Lima Duarte é acusado de racismo após fala em premiação da APCA
A repercussão nas redes sociais acompanhou o desconforto daqueles presentes na cerimônia
Publicado: 06/05/2026 às 10:48
Lima Duarte (Foto: Globo/Estevam Avellar)
O ator Lima Duarte, de 96 anos, tornou-se o centro de uma controvérsia sobre racismo após discurso de agradecimento no Prêmio APCA (Associação Paulista de Críticos de Arte), na última segunda-feira (4). Ao resgatar memórias da adolescência, o artista narrou um episódio em que teria se recusado a frequentar um ambiente devido à cor da pele das mulheres que ali trabalhavam.

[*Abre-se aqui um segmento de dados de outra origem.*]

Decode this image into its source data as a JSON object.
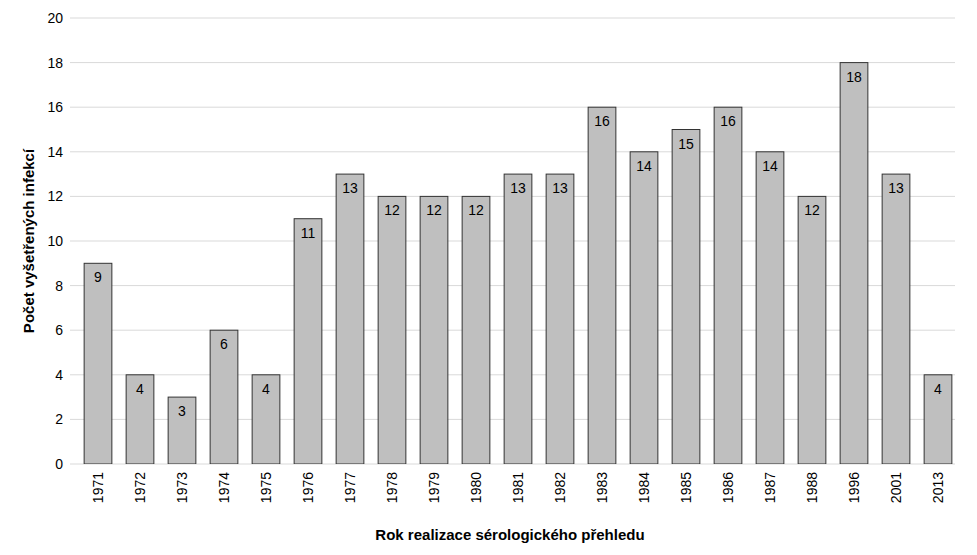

No palco, Duarte rememorou o período em que, aos 15 anos, deixou o interior de Minas Gerais para trabalhar no Mercado Municipal de São Paulo. Ao tentar ilustrar a dureza daquela época, narrou um convite feito por um amigo para visitar a zona de prostituição no bairro do Bom Retiro.
“Um moleque chegou para mim e falou: ‘Vamos na zona?’. Eu falei: ‘Vamos na [Rua] Itaboca’. Ele falou: ‘Só tem preta’. Eu não fui. Moleque de rua, dormi embaixo do caminhão, não fui porque só tinha preta. Que vida, hein? Que coisa eu fui percebendo ao longo dessa vida. Então, fomos na [Rua] Aimorés”, relembrou o ator.
Na mesma noite, as artistas Shirley Cruz, Grace Passô e Carmen Luz, também homenageadas pela premiação, utilizaram seus tempos de fala para contestar as palavras do veterano. Carmen Luz foi enfática: “As mulheres pretas não estão no mundo para serem recusadas. Levantai-vos”.
A repercussão nas redes sociais acompanhou o desconforto daqueles presentes na cerimônia, apontando que a 'anedota' carregava o peso da desumanização dos corpos negros, mesmo sob a justificativa de ser uma memória de juventude.
Diante da escalada das críticas, o ator publicou um pronunciamento oficial no dia seguinte. Na nota, ele busca contextualizar a fala, afirmando que o objetivo era retratar um "Brasil muito duro" e que a intenção era oferecer um "olhar de quem respeita e entende uma luta que é de todos".